Thanks Neil and Berta for your reflections. I think Berta’s question is an important one: What conditions support people to find ways to respectfully make peace with their whole experience including their voices?And there is much we can learn from her writing about her experience of this process. I agree with Neil that many different approaches to dealing with voices need to be respected. For example, in our hearing voices group in Bradford when people first come to the group, members share lots of distraction strategies and also ideas about how to be assertive with voices. We also try out different physical grounding exercises. After they have been coming to the group for a while, if people are interested I will offer one-off sessions where I will help them dialogue with their voices. Then we encourage people to carry this on (by themselves, feeding back to the group how it is going) if it feels to the person like it might be helpful. We have learned a lot from these dialogues and often they relate to important social injustices that need to be reconciled with. When I read about mainstream psychological approaches to voices, they still seem to be avoiding understanding the possible role the voice plays in a person life and how we might learn from what the voices are saying. I feel a bit sad that most psychologists do not yet feel confident to support people to make peace with their voices. Perhaps if more of us got involved in supporting hearing voices groups it might give us that confidence. But there are likely to be other resources that will help too. ‘The ‘Engagng with voices’ films we have made at wwww.openmindedonline.com also aim to help people gain confidence in this approach.

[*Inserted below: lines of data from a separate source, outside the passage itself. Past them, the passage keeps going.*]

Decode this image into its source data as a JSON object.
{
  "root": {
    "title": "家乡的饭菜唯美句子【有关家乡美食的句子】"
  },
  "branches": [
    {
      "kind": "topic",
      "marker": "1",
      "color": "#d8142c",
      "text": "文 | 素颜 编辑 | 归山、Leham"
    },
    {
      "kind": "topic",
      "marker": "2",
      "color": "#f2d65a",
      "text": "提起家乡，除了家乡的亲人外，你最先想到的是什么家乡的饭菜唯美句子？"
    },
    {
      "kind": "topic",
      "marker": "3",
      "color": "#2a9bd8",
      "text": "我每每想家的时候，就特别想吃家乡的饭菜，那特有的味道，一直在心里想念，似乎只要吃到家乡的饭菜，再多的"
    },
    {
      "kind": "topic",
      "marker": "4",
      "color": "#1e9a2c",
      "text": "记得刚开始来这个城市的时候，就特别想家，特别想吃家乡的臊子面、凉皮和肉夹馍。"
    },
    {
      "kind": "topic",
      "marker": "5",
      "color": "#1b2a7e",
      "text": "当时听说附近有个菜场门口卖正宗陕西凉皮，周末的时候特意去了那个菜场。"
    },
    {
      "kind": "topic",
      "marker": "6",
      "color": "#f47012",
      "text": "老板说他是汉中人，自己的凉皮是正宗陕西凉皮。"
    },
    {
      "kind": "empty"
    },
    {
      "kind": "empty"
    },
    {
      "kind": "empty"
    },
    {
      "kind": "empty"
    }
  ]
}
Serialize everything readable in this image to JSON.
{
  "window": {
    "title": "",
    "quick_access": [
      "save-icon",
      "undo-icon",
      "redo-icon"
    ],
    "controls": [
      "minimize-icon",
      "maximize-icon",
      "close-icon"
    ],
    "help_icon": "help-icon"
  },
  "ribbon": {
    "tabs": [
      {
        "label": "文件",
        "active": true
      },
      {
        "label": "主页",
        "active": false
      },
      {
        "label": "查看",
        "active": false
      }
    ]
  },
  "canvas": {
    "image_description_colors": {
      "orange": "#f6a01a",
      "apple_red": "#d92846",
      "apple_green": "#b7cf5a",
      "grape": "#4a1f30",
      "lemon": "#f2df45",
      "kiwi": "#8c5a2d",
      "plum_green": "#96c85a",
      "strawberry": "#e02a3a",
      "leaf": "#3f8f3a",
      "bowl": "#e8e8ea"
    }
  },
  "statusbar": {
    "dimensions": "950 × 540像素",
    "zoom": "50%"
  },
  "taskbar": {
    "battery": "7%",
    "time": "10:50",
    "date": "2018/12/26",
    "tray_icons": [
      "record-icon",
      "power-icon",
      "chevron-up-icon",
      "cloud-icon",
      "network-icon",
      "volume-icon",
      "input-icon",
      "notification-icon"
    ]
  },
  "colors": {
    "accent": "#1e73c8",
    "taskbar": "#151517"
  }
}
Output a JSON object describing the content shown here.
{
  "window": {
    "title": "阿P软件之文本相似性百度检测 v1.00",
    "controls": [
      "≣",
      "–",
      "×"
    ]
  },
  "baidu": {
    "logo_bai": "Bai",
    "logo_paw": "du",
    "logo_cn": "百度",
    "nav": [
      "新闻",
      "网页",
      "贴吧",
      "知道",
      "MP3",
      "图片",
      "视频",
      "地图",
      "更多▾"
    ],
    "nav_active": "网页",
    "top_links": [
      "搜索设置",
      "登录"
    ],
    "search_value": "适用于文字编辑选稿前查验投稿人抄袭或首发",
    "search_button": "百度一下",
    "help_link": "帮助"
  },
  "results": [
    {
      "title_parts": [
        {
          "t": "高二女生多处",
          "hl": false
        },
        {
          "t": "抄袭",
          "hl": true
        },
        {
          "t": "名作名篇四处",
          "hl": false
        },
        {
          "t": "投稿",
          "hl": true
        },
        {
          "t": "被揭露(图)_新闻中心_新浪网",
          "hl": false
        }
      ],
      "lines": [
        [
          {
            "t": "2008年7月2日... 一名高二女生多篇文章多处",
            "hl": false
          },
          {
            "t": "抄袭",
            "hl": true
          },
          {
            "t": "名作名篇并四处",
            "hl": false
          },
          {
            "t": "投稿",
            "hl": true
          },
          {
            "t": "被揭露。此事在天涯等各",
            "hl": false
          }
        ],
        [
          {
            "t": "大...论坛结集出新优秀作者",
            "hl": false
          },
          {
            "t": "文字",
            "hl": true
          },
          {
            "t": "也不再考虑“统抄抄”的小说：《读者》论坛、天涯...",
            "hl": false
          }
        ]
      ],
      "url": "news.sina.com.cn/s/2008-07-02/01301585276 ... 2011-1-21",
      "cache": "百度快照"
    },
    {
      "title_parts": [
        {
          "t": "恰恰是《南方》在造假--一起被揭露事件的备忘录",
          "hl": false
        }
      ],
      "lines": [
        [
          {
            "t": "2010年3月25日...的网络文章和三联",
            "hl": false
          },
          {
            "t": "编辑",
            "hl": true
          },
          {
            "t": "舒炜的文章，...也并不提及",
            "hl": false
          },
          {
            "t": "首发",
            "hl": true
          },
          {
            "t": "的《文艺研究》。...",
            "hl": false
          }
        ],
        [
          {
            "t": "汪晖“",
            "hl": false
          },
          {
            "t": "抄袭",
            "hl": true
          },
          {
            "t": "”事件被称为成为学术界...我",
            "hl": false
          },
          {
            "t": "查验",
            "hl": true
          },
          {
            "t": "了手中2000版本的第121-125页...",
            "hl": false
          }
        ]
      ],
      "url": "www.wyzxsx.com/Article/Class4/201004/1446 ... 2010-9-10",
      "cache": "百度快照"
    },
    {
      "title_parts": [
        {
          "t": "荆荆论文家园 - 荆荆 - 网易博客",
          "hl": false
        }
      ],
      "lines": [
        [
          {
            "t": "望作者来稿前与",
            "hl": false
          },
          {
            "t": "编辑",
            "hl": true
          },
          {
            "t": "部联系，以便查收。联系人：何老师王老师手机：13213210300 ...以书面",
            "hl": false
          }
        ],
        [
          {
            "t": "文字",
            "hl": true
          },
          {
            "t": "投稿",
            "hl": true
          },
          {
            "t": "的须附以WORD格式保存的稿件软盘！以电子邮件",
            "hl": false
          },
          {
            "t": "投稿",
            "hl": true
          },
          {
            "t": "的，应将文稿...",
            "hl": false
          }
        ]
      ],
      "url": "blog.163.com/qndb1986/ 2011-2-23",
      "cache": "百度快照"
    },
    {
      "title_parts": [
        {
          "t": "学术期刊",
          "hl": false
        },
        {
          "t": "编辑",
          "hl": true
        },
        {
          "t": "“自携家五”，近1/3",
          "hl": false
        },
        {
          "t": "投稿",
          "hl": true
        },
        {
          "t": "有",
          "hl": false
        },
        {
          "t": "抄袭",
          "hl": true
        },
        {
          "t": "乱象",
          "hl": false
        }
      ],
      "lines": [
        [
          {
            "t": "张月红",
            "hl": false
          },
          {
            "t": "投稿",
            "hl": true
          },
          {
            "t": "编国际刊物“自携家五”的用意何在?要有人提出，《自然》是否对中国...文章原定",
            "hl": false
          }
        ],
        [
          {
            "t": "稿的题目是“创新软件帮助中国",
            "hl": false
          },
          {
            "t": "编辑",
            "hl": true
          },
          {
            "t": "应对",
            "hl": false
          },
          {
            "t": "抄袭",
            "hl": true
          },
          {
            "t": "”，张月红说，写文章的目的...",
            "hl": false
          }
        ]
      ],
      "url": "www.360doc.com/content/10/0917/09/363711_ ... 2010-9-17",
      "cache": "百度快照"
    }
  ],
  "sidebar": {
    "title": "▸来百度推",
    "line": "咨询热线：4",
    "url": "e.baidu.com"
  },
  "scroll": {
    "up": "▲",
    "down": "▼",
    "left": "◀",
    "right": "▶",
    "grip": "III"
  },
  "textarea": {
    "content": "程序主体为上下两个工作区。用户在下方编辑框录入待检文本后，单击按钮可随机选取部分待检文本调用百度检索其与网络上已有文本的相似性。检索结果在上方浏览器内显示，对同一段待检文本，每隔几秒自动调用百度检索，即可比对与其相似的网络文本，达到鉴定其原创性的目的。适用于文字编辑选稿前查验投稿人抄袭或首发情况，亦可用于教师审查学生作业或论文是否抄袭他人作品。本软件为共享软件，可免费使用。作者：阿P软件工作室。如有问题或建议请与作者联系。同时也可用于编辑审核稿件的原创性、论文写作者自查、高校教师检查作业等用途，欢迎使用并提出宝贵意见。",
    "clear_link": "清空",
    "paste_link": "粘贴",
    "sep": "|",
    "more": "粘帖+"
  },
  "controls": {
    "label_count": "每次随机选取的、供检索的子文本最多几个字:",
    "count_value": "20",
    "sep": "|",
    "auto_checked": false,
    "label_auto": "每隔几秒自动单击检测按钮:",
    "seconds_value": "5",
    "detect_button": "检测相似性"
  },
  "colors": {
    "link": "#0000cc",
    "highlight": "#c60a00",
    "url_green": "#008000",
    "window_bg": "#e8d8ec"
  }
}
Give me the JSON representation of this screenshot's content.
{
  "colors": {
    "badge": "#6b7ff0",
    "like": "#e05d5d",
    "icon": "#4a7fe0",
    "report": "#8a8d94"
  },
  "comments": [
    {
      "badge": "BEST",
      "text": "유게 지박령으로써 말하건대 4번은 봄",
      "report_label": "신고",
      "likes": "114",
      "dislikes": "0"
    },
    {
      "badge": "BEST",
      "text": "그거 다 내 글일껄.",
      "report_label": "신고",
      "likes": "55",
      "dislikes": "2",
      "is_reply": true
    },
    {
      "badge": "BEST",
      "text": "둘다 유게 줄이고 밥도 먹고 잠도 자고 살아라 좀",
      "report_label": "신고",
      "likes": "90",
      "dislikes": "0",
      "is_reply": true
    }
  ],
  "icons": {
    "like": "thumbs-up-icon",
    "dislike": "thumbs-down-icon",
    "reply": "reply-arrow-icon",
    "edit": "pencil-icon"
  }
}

I have been at a recent educational event where a psychologist asserted that mental health professionals are too anxious to support people to dialogue with their voices, implying that we should therefore not bother with this approach. I am interested in how we can build confidence in society, in our communities to a more curious, open-minded and warm-hearted approach to voice-hearing. Dialoguing with voices is just one tool that might be helpful part of this approach. I hope more mental health workers will get confidence the more we can share stories about creative approaches to voice hearing. That see the experience, as Berta describes above, as having meaning that we as communities can learn from.